On being robbed in Lagos, Nigeria
“I got held up at knifepoint and one of the things they took, among cameras and tape recorders, was this cassette, which I don’t think the robbers would be interested in. My theory is they probably recorded over it, ‘What’s this? Just some rubbish’. So, I just had to remember all the songs, I had lyric sheets for them… so I did. But it was quite hairy getting held up one dark night in Lagos. The joke was, I thought these guys – five local black guys in a car – I thought they were offering me a lift and we’d been warned, me and Linda, ‘Whatever you do, don’t go walking late at night.

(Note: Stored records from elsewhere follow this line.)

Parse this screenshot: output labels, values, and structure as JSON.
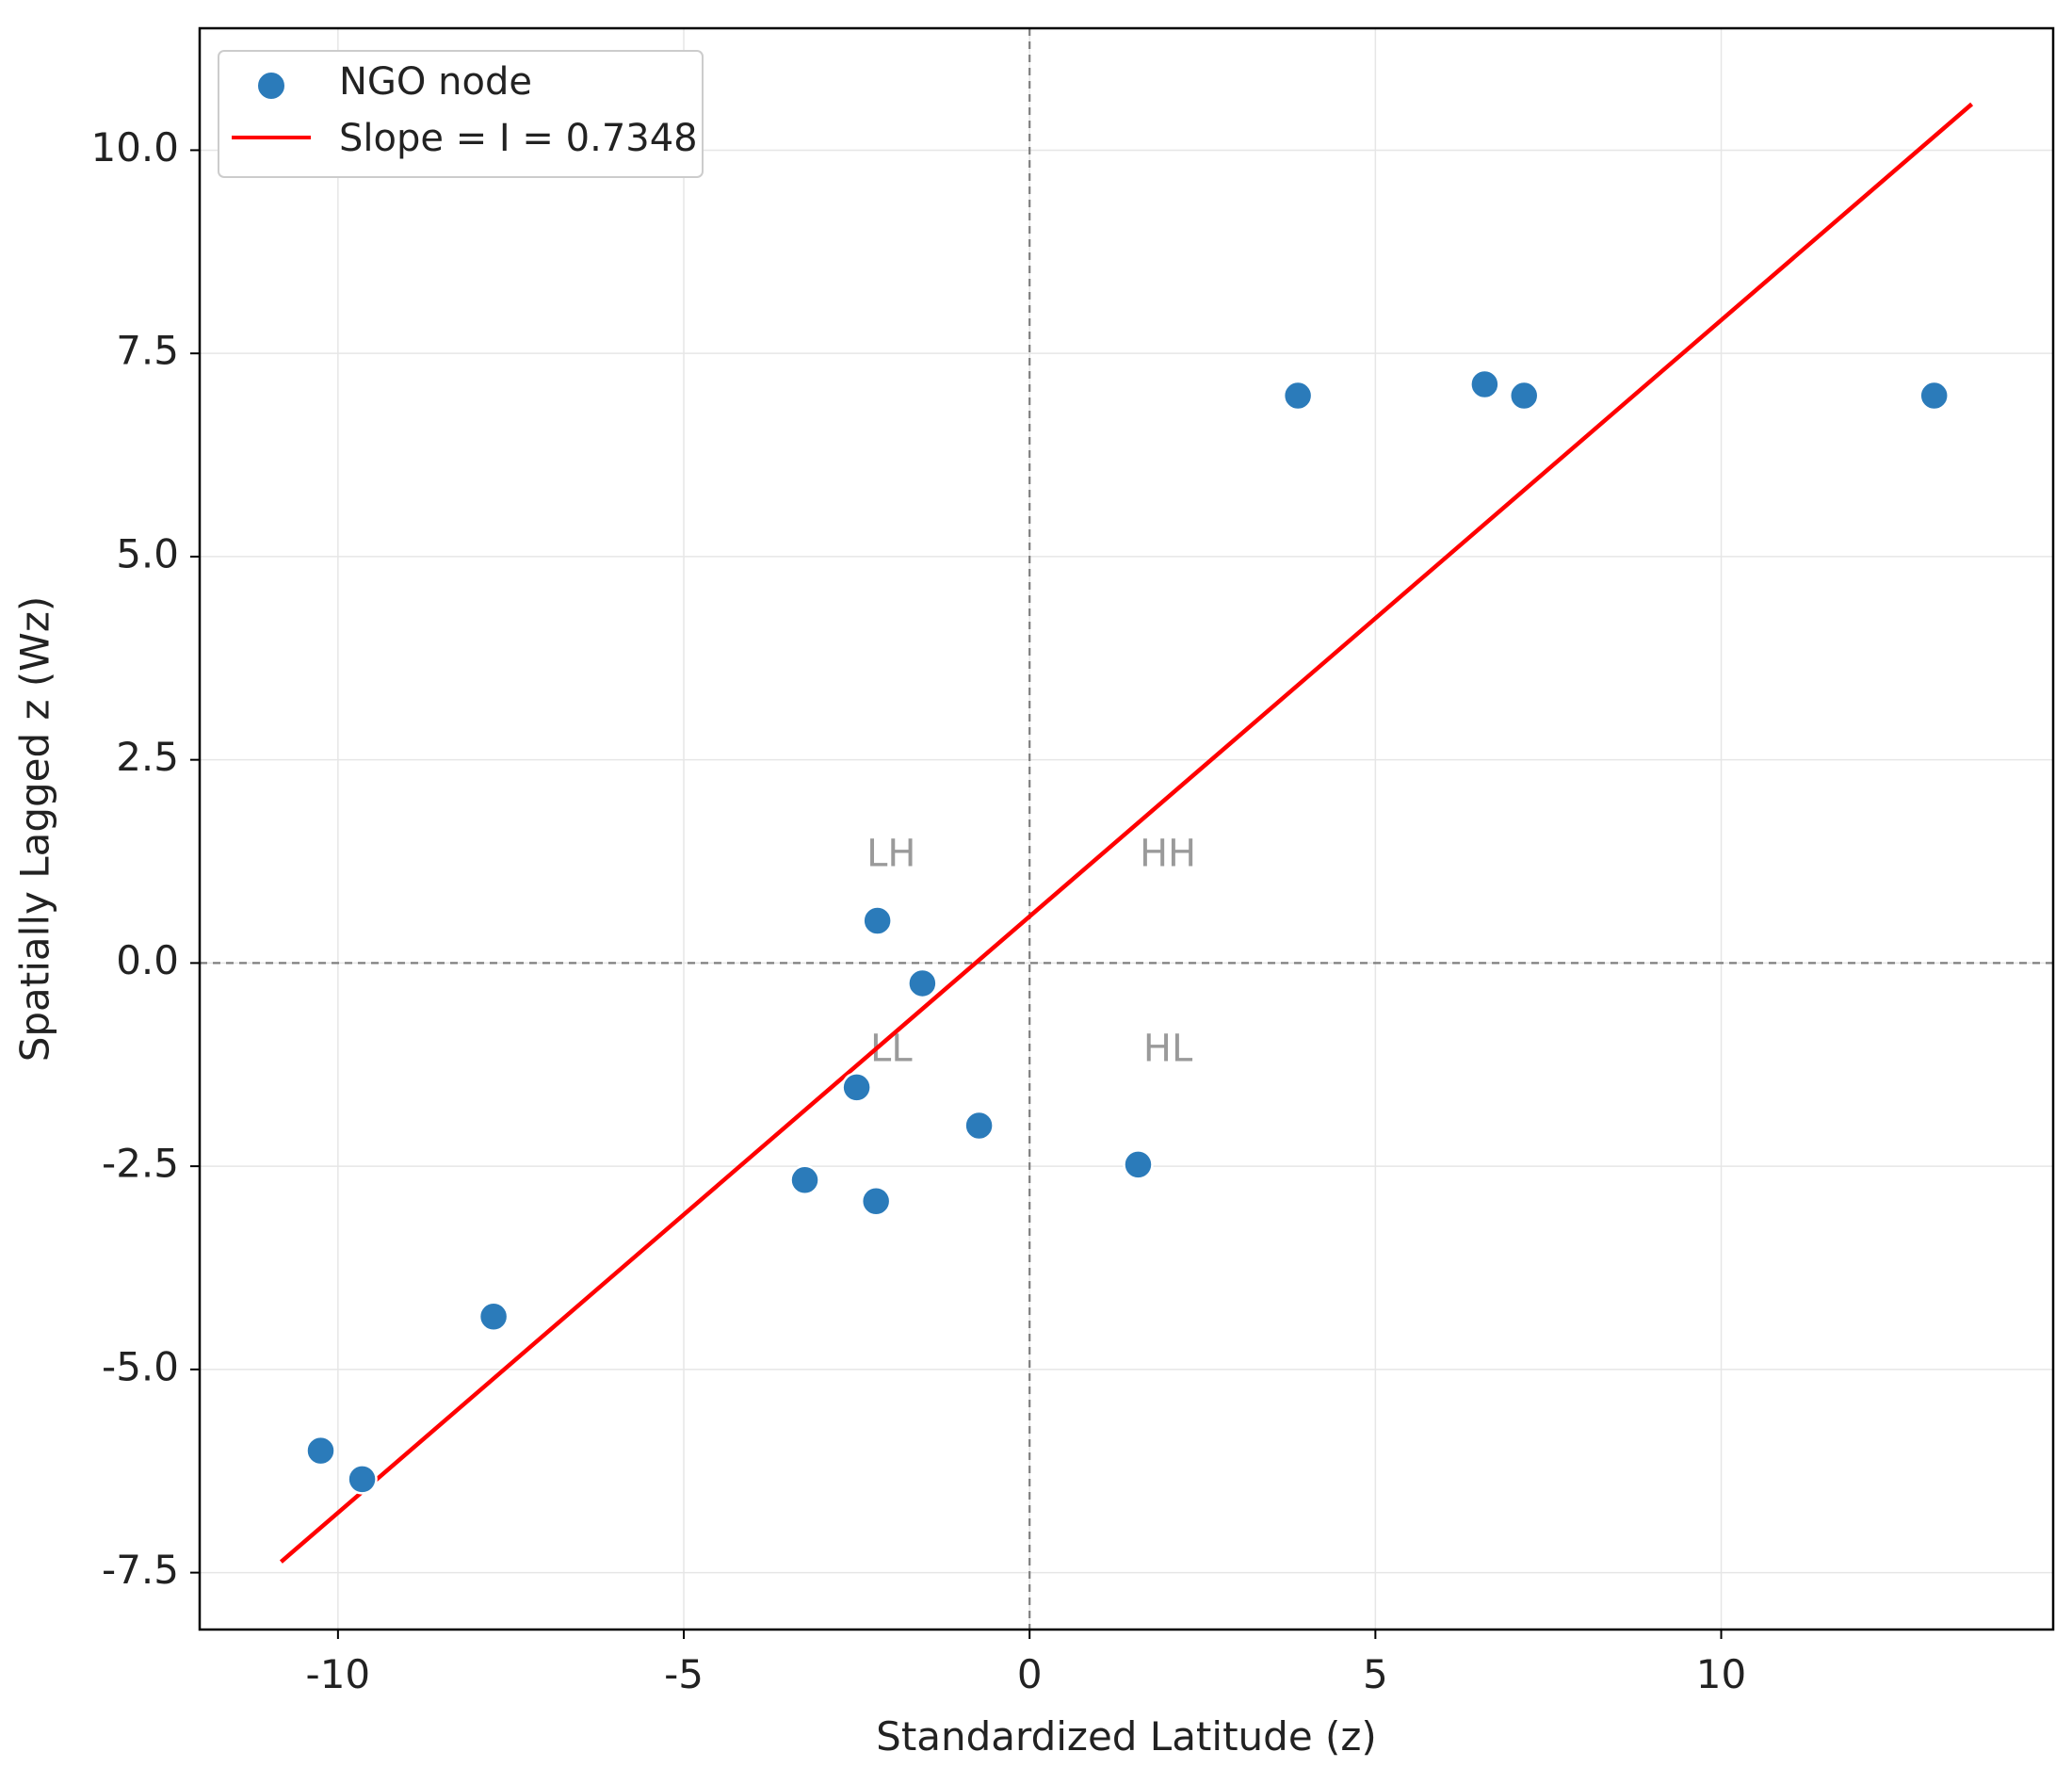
{
  "chart_data": {
    "type": "scatter",
    "title": "",
    "xlabel": "Standardized Latitude (z)",
    "ylabel": "Spatially Lagged z (Wz)",
    "xlim": [
      -12,
      14.8
    ],
    "ylim": [
      -8.2,
      11.5
    ],
    "xticks": [
      -10,
      -5,
      0,
      5,
      10
    ],
    "xtick_labels": [
      "-10",
      "-5",
      "0",
      "5",
      "10"
    ],
    "yticks": [
      -7.5,
      -5.0,
      -2.5,
      0.0,
      2.5,
      5.0,
      7.5,
      10.0
    ],
    "ytick_labels": [
      "-7.5",
      "-5.0",
      "-2.5",
      "0.0",
      "2.5",
      "5.0",
      "7.5",
      "10.0"
    ],
    "grid": true,
    "legend_position": "top-left",
    "series": [
      {
        "name": "NGO node",
        "kind": "scatter",
        "color": "#2b7bba",
        "points": [
          {
            "x": -10.25,
            "y": -6.0
          },
          {
            "x": -9.65,
            "y": -6.35
          },
          {
            "x": -7.75,
            "y": -4.35
          },
          {
            "x": -3.25,
            "y": -2.67
          },
          {
            "x": -2.5,
            "y": -1.53
          },
          {
            "x": -2.2,
            "y": 0.52
          },
          {
            "x": -2.22,
            "y": -2.93
          },
          {
            "x": -1.55,
            "y": -0.25
          },
          {
            "x": -0.73,
            "y": -2.0
          },
          {
            "x": 1.57,
            "y": -2.48
          },
          {
            "x": 3.88,
            "y": 6.98
          },
          {
            "x": 6.58,
            "y": 7.12
          },
          {
            "x": 7.15,
            "y": 6.98
          },
          {
            "x": 13.08,
            "y": 6.98
          }
        ]
      },
      {
        "name": "Slope = I = 0.7348",
        "kind": "line",
        "color": "#ff0000",
        "points": [
          {
            "x": -10.8,
            "y": -7.35
          },
          {
            "x": 13.6,
            "y": 10.55
          }
        ]
      }
    ],
    "reference_lines": {
      "x": 0,
      "y": 0,
      "color": "#7f7f7f"
    },
    "annotations": [
      "LH",
      "HH",
      "LL",
      "HL"
    ]
  }
}
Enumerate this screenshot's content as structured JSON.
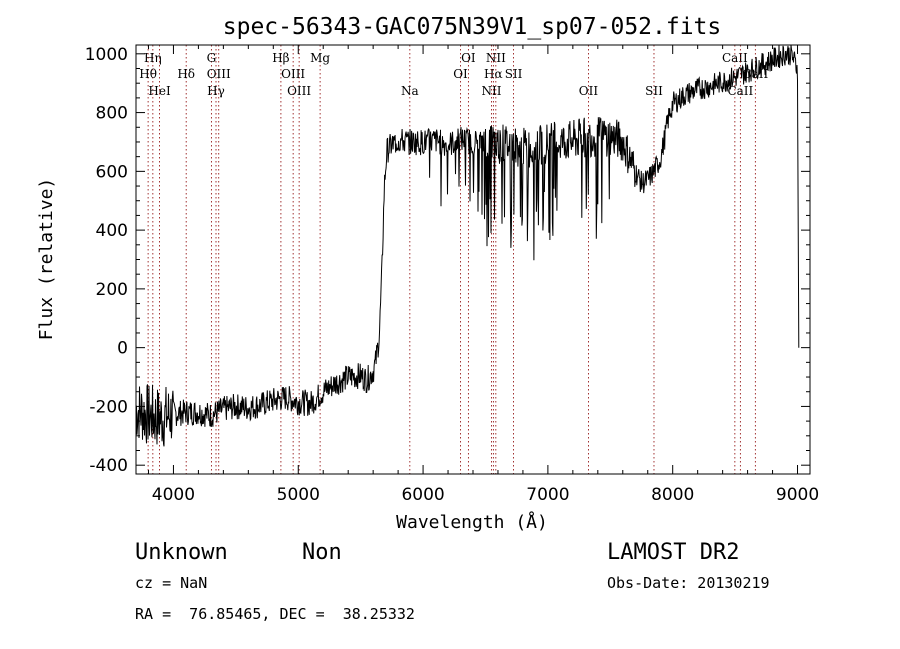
{
  "chart_data": {
    "type": "line",
    "title": "spec-56343-GAC075N39V1_sp07-052.fits",
    "xlabel": "Wavelength (Å)",
    "ylabel": "Flux (relative)",
    "xlim": [
      3700,
      9100
    ],
    "ylim": [
      -430,
      1030
    ],
    "xticks": [
      4000,
      5000,
      6000,
      7000,
      8000,
      9000
    ],
    "yticks": [
      -400,
      -200,
      0,
      200,
      400,
      600,
      800,
      1000
    ],
    "grid": false,
    "spectrum_knots": [
      [
        3700,
        -210
      ],
      [
        3800,
        -230
      ],
      [
        3900,
        -240
      ],
      [
        4000,
        -225
      ],
      [
        4100,
        -220
      ],
      [
        4200,
        -220
      ],
      [
        4300,
        -230
      ],
      [
        4400,
        -210
      ],
      [
        4500,
        -200
      ],
      [
        4600,
        -205
      ],
      [
        4700,
        -195
      ],
      [
        4800,
        -180
      ],
      [
        4900,
        -170
      ],
      [
        5000,
        -185
      ],
      [
        5100,
        -190
      ],
      [
        5200,
        -150
      ],
      [
        5300,
        -120
      ],
      [
        5400,
        -100
      ],
      [
        5500,
        -95
      ],
      [
        5550,
        -110
      ],
      [
        5600,
        -80
      ],
      [
        5620,
        -50
      ],
      [
        5650,
        40
      ],
      [
        5670,
        250
      ],
      [
        5690,
        550
      ],
      [
        5710,
        670
      ],
      [
        5750,
        690
      ],
      [
        5800,
        705
      ],
      [
        5900,
        700
      ],
      [
        6000,
        700
      ],
      [
        6100,
        705
      ],
      [
        6200,
        690
      ],
      [
        6300,
        710
      ],
      [
        6400,
        700
      ],
      [
        6500,
        700
      ],
      [
        6600,
        695
      ],
      [
        6700,
        690
      ],
      [
        6800,
        680
      ],
      [
        6900,
        680
      ],
      [
        7000,
        700
      ],
      [
        7100,
        700
      ],
      [
        7200,
        705
      ],
      [
        7300,
        715
      ],
      [
        7400,
        720
      ],
      [
        7500,
        720
      ],
      [
        7600,
        700
      ],
      [
        7700,
        600
      ],
      [
        7750,
        560
      ],
      [
        7800,
        570
      ],
      [
        7850,
        600
      ],
      [
        7900,
        640
      ],
      [
        7930,
        700
      ],
      [
        7960,
        770
      ],
      [
        8000,
        830
      ],
      [
        8100,
        860
      ],
      [
        8200,
        880
      ],
      [
        8300,
        890
      ],
      [
        8400,
        905
      ],
      [
        8500,
        920
      ],
      [
        8600,
        940
      ],
      [
        8700,
        960
      ],
      [
        8800,
        980
      ],
      [
        8900,
        1000
      ],
      [
        8950,
        1000
      ],
      [
        9000,
        950
      ]
    ],
    "spectral_lines": [
      {
        "name": "Hη",
        "wavelength": 3835,
        "row": 0
      },
      {
        "name": "Hθ",
        "wavelength": 3797,
        "row": 1
      },
      {
        "name": "HeI",
        "wavelength": 3889,
        "row": 2
      },
      {
        "name": "Hδ",
        "wavelength": 4102,
        "row": 1
      },
      {
        "name": "G",
        "wavelength": 4304,
        "row": 0
      },
      {
        "name": "OIII",
        "wavelength": 4363,
        "row": 1
      },
      {
        "name": "Hγ",
        "wavelength": 4341,
        "row": 2
      },
      {
        "name": "Hβ",
        "wavelength": 4861,
        "row": 0
      },
      {
        "name": "OIII",
        "wavelength": 4959,
        "row": 1
      },
      {
        "name": "OIII",
        "wavelength": 5007,
        "row": 2
      },
      {
        "name": "Mg",
        "wavelength": 5175,
        "row": 0
      },
      {
        "name": "Na",
        "wavelength": 5894,
        "row": 2
      },
      {
        "name": "OI",
        "wavelength": 6363,
        "row": 0
      },
      {
        "name": "OI",
        "wavelength": 6300,
        "row": 1
      },
      {
        "name": "NII",
        "wavelength": 6583,
        "row": 0
      },
      {
        "name": "Hα",
        "wavelength": 6563,
        "row": 1
      },
      {
        "name": "SII",
        "wavelength": 6725,
        "row": 1
      },
      {
        "name": "NII",
        "wavelength": 6548,
        "row": 2
      },
      {
        "name": "OII",
        "wavelength": 7325,
        "row": 2
      },
      {
        "name": "SII",
        "wavelength": 7850,
        "row": 2
      },
      {
        "name": "CaII",
        "wavelength": 8498,
        "row": 0
      },
      {
        "name": "CaII",
        "wavelength": 8662,
        "row": 1
      },
      {
        "name": "CaII",
        "wavelength": 8542,
        "row": 2
      }
    ]
  },
  "info": {
    "class_label": "Unknown",
    "subclass_label": "Non",
    "cz_text": "cz = NaN",
    "coords_text": "RA =  76.85465, DEC =  38.25332",
    "survey_label": "LAMOST DR2",
    "obs_date_text": "Obs-Date: 20130219"
  },
  "colors": {
    "spectrum": "#000000",
    "line_markers": "#8b0000",
    "axes": "#000000"
  }
}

Because it’s a little bit dangerous.’
“I thought ‘Nah, we’re from Liverpool, we don’t worry about that’. So we’re walking along, the car comes up, the guy jumps out and he’s about to say something and I go ‘That’s so nice of you… It’s ok, I know, I know – we’re walking.” They stopped about a 100 yards later and tried again. I completely thought they were just offering us a lift but one of them had a knife. It became clear they weren’t giving us a lift. And that’s when I lost the cassette to ‘Band on the Run’.”
On ‘The End’ being a fitting swansong for The Beatles
“I didn’t think of it as the end of The Beatles, I think of it mainly as the end of an album. But I just had that little couplet: ‘in the end, you love you take/is equal to the love you make’ I liked that as a sentiment and as a mini-poem. That came on the end of the album and that song, quite luckily.”
“It is good as you say, everyone got to do their bit. I don’t analyse my stuff but if I was to, that’d be a good one to analyse. You’ve got John, George, Ringo, – that’s sewing it all up. You get Ringo, does his drum solo, which he would never do we had to really persuade him to do [a] drum solo.”